DLF, Embassy, Brigade to add 20 Million sq.ft. Space in Chennai

While Chennai each year witnessed a gross absorption of 4.5 - 5 million sq.ft, the absorption fell from about six million sq.ft. in 2016 to just about four million sq.ft. in 2017 due to lack of supply, said Nair. “For the coming years also, we foresee the demand to remain stable. Some of the new demand trends include Global In House Centre (GICs) signing up for large space across technology and financial services sector and emergence of co-working spaces as an alternative stream of demand for office space,” Nair said. “Chennai continues to add to the net absorption of IT workforce, since the city is emerging as the SAS capital of this part of the country.

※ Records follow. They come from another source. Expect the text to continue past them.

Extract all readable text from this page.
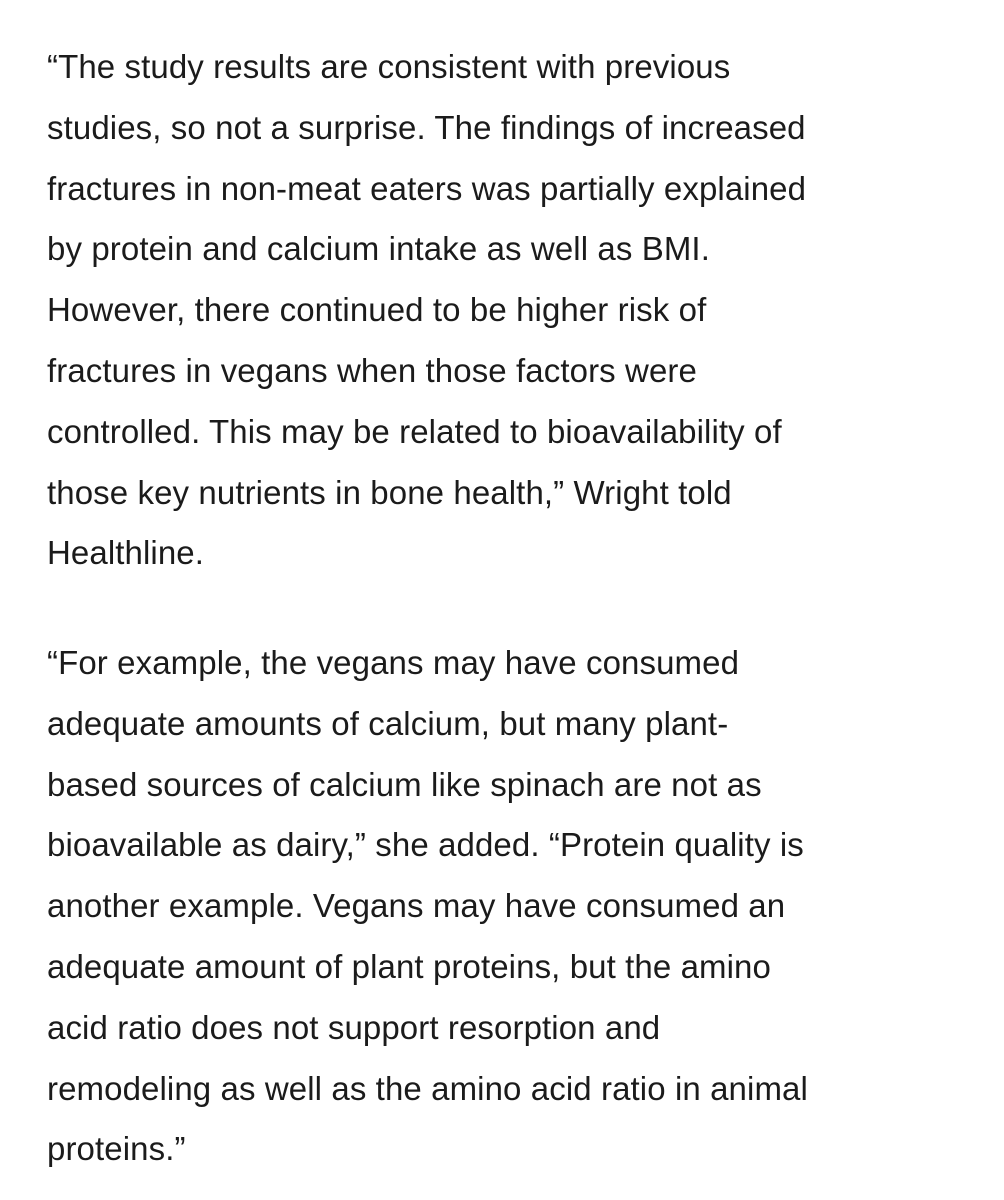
“The study results are consistent with previous
studies, so not a surprise. The findings of increased
fractures in non-meat eaters was partially explained
by protein and calcium intake as well as BMI.
However, there continued to be higher risk of
fractures in vegans when those factors were
controlled. This may be related to bioavailability of
those key nutrients in bone health,” Wright told
Healthline.

“For example, the vegans may have consumed
adequate amounts of calcium, but many plant-
based sources of calcium like spinach are not as
bioavailable as dairy,” she added. “Protein quality is
another example. Vegans may have consumed an
adequate amount of plant proteins, but the amino
acid ratio does not support resorption and
remodeling as well as the amino acid ratio in animal
proteins.”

We see the number of Global Capability Centres (GCCs) of international companies in the city growing, besides a lot of startups, engineering R&Ds and SMEs setting up bases here,” said K Purushothaman, senior director, Nasscom. While the situation in Chennai about demand and supply in the office space absorption has remained steady over the years, the sudden increase over the next couple of years is attributed to the SEZ benefits entering the sunset period. While the benefits are expected to end by 2020, units that move in or commit space by then, will continue to reap the advantages for the next 10-15 years. “The multiple benefits that IT SEZs offer is an incentive that both new units and existing ones on an ongoing basis would want to retain. And developers are confident of the builtup spaces getting absorbed,” said C Velan, executive director and chief executive officer of TRIL Info Park Ltd, which owns the Ramanujan IT City on OMR, close to Tidel Park.